Olayda, davacılara ait yüzölçümü 21.423 m2 olan kadastro 370 ada, 203 sayılı parselin 14.468 m2 sinin düzenlemeye alındığı, yasal % 25 oran dahilinde 3617 m2 sinin düzenleme ortaklık payı olarak düşürüldükten sonra kalan kısmına karşılık yeni oluşturulan 4492 m2 yüzölçümlü 3660 sayılı imar adasının tümünün, keza toplam alanı 2566 m2 olan 3659 sayılı imar adasının da tümünün 8 ayrı parsel halinde davacılara müstakilen tahsis edildiği, düzenleme alanında başkaca imar parselinin müstakilen verilememesi zorunluluğu nedeniyle 3661 sayılı imar adasının 14.120 m2 yüzölçümlü 1 sayılı parselinden de 3793 m2 lik hisse verildiği dosyada yer alan belgelerin incelenmesinden anlaşılmış olup, tesis edilen işlemde mevzuata aykırılık görülmemiştir.
Diğer taraftan, ada dağıtım cetveli ve parselasyon planı tamamen yeni yapılan düzenlemeyle ilişkili ve oluşturulan imar parsellerinin yerleşimi, yeni malikleri ile hisse miktarlarını gösteren birer belge olup, anılan cetvel ile buna bağlı parselasyon planının, kadastral haritayla eski kadastro parsellerinin yerleri arasından karşılaştırılmak suretiyle birbirlerine olan aykırılıklarından söz etmenin yapılan düzenlemelerin amacı ve kuralları ile bağdaşmayacağı tabidir.

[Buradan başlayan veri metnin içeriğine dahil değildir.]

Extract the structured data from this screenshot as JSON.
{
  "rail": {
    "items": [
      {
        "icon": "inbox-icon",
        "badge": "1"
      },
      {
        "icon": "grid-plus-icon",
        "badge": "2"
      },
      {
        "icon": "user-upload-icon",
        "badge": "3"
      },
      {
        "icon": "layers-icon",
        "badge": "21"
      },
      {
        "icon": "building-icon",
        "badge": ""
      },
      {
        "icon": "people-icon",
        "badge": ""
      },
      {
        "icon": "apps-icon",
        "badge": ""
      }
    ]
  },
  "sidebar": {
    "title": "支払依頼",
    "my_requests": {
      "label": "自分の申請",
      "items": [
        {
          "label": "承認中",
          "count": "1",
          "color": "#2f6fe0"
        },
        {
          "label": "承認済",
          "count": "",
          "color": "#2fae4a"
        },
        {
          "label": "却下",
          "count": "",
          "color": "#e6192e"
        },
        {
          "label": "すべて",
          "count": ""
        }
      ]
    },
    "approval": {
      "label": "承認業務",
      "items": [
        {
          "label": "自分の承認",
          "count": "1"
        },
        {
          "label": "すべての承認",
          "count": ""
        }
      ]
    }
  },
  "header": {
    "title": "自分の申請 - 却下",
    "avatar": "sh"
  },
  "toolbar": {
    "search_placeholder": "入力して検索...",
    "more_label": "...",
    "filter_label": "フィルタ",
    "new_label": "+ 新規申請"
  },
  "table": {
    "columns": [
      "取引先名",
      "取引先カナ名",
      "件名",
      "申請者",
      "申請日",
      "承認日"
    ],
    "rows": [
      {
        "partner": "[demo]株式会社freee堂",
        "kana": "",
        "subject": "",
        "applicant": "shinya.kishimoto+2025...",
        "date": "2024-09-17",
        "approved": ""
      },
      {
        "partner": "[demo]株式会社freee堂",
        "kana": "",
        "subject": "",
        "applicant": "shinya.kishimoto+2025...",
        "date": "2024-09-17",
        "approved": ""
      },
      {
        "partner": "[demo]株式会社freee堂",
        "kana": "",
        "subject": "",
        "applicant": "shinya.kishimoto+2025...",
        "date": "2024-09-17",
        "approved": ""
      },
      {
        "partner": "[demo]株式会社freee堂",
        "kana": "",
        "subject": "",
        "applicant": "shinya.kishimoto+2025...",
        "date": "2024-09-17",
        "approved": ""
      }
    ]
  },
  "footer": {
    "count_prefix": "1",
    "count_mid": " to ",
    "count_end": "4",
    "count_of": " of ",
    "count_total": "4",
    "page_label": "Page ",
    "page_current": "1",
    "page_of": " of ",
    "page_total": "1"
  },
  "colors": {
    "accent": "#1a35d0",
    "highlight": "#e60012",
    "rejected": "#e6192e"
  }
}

Bu itibarla İdare Mahkemesinin parselasyon planının esasına ilişkin iptal gerekçesinde yasal isabet görülmemiştir. Ancak; Belediye Encümeni kararı ile onaylanan parselasyon planının kanun hükmüne aykırı olarak davacılara tebliğ edilmeyip ilanen duyuruda bulunmakla yetinildiği bizzat davalı belediyenin temyiz dilekçesinde de kabul edilmesi nedeniyle işlemin iptali yolunda verilen İdare Mahkemesi kararının bu konuya ilişkin bölümünde yasaya aykırılık bulunmamaktadır.
Açıklanan nedenlerle, temyiz edilen İdare Mahkemesi kararının yukarıda değinilen bu gerekçeyle onanmasına karar verildi.